Space inside

Зимы в этом городе проходили тепло. Никакого зимнего волшебства, то бишь, никакого снега, никакого праздничного настроения не наблюдалось. Дожди лили с завидным постоянством, а ветер с моря пронизывал насквозь, добираясь до костей. Море в декабре сделалось серое, будто разом, в миг утратило всю синеву, будто зима проглотила ее. Небо, все время покрытое дождевыми тучами, прятало солнце, а потому горожане были лишены даже рассветов, в обычное время красящих морскую гладь во все оттенки оранжевого солнца, которое в этих краях напоминало сочный апельсин, и брызги от него летели во все стороны, небо сочилось светом, и иногда казалось, что цитрусовый запах стоит в воздухе, что его можно ощутить и потрогать. Но сейчас была зима, а значит, не было больше апельсина и апельсиновых брызг по всему небосводу, и это было удручающе.
Фрей поморщилась, когда ощутила на коже первые капли начинающегося дождя. По-хорошему, надо было идти домой сейчас же, ведь рисовать на улице под ливнем, в который скоро превратится мелкий дождик, не выйдет, однако же пустоты холодной квартиры привлекали Фрей еще меньше.
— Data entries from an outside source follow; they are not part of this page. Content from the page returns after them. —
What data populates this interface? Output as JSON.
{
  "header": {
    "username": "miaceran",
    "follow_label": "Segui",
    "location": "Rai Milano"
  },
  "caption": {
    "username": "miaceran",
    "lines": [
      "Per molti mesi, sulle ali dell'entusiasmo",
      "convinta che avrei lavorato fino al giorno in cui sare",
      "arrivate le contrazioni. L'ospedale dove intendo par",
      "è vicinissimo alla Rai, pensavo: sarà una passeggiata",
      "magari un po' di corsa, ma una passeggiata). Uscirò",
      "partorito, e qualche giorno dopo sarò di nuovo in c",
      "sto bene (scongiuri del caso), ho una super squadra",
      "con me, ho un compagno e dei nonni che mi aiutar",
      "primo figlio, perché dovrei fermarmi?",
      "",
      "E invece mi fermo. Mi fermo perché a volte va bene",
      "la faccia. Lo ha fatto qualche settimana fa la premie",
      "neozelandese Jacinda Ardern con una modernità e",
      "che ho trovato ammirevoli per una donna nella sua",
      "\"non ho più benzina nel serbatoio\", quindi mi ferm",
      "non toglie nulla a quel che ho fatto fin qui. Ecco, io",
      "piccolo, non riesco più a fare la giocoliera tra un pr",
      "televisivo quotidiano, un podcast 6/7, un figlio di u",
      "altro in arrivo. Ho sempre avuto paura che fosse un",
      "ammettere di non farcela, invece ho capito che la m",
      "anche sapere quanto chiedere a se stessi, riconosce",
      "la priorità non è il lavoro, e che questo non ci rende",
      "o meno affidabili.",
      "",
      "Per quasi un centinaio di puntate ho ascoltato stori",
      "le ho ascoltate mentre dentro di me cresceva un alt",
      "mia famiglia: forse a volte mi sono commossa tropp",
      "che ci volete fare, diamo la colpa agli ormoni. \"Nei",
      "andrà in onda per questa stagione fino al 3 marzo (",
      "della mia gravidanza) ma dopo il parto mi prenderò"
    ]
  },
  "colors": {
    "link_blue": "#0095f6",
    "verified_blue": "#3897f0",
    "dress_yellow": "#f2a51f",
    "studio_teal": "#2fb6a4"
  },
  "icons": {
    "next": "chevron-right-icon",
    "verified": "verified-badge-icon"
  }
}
Карен съехала две недели назад, и Фрей до сих пор не могла в этой поверить, точнее, принять. Казалось, что вот она вернется домой и опять будет ругаться на нерадивую соседку за то, что она опять наследила в или не додумалась заварить чай, но нет. Такого больше не могло быть. Теперь дом ждал ее гробовой тишиной двух пустых и холодных комнат, в подобных которым зачастую в ее городе находили людей, повешенных/повесившихся на люстре. Образы удавившихся людей, свисающих с потолка, вспыхнули в голове Фрей с такой ясностью и четкостью, что она вздрогнула от холодка, бежавшего по коже. Надо было срочно искать нового сожителя, но ужиться с вечно всем недовольной Фрей, у которой к тому же был уклон на перфекционизм, было немыслимо сложно. Карен не являлась задушевной подругой Фрей, да и идеалом соседки тоже, однако же десять месяцев они каким-то образом уживались. Карен терпела и пятна краски на мебели и посуде, и огромное количество листов, разбросанных по квартире, и вечно заполненное по самую верхушку мусорное ведро. В благодарность за это, Фрей закрывала глаза на запах чужих духов в квартире, делала вид, что не замечает мужской обуви у порога и запаха сигарет, который невозможно было вытравить. В сущности, это была небольшая плата за отсутствие одиночества.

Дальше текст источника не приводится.